First, caterpillar venom was predicted to contain simple peptides and proteins – just like bee venom – because they are used purely for defense. But Walker’s studies have shown that the molecules produced in caterpillar toxins are much more complex than expected.
In the case of the asp caterpillar, a moth larva that resembles a toupee, Walker evidence found that it may have acquired its toxic properties many millions of years ago through gene transfer with bacteria. In yet-to-be-published research, he suggests that the electric caterpillar may have undergone a similar process.
Both species contain venom rich in molecules that can punch holes in a cell membrane, causing an attacking animal to feel pain.
These proteins represent a potential path to new insecticides and therapies. Similar molecules have been used to protect crops from pests and some are being developed as a way to deliver drugs into cells. The electric caterpillar is unlikely to have such an impact, Walker points out, but there are immediate benefits to understanding what the venom consists of – especially if you live in north-east Queensland.

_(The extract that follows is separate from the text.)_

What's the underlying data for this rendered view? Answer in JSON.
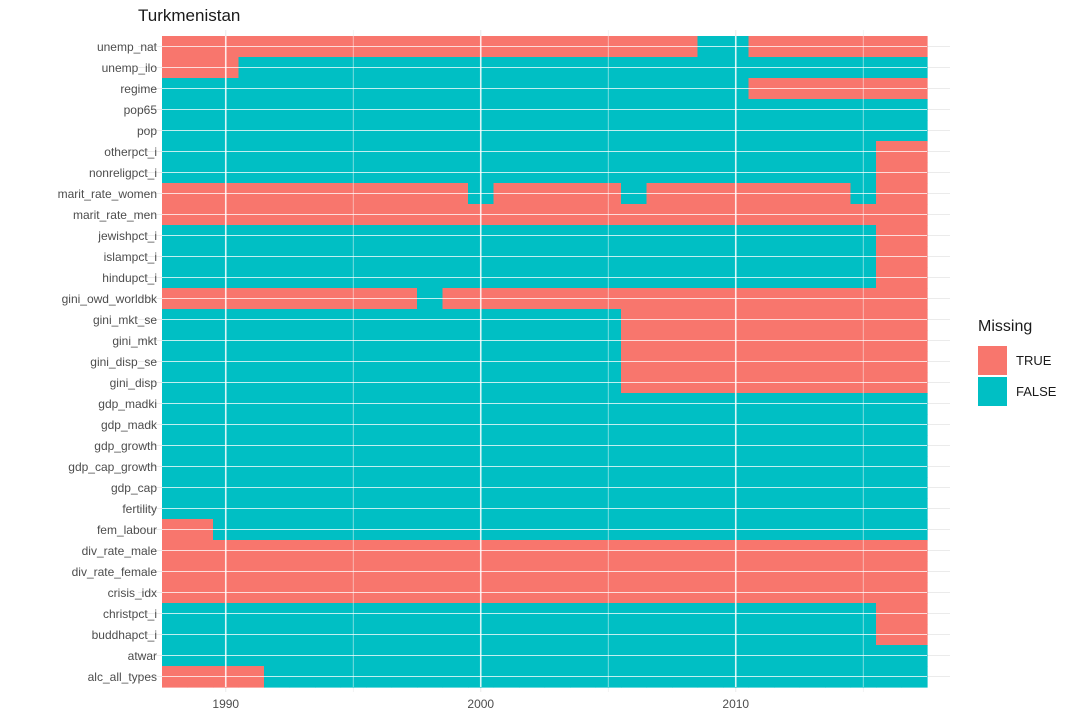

Electrical caterpillar poisoning is notoriously difficult to treat. Ice packs don’t seem to work. An insect bite gel? Forget it. Vinegar does nothing. Aspirin and paracetamol do not relieve the pain.
Later in the afternoon of my visit, when I meet King and Walker in the university cafe to talk about caterpillars, they come up with a possible solution in real time. King notes that pain from jellyfish stings can be relieved by heat, and Walker’s work has shown that peptides in asp caterpillar venom break down at higher temperatures. The electric caterpillar is similar, so they reason that a heat pack might be the best course of action for affected patients.
Walker doesn’t seem entirely convinced, but decides to email a health worker in northeast Queensland who is looking for answers. Maybe he’s finally found one.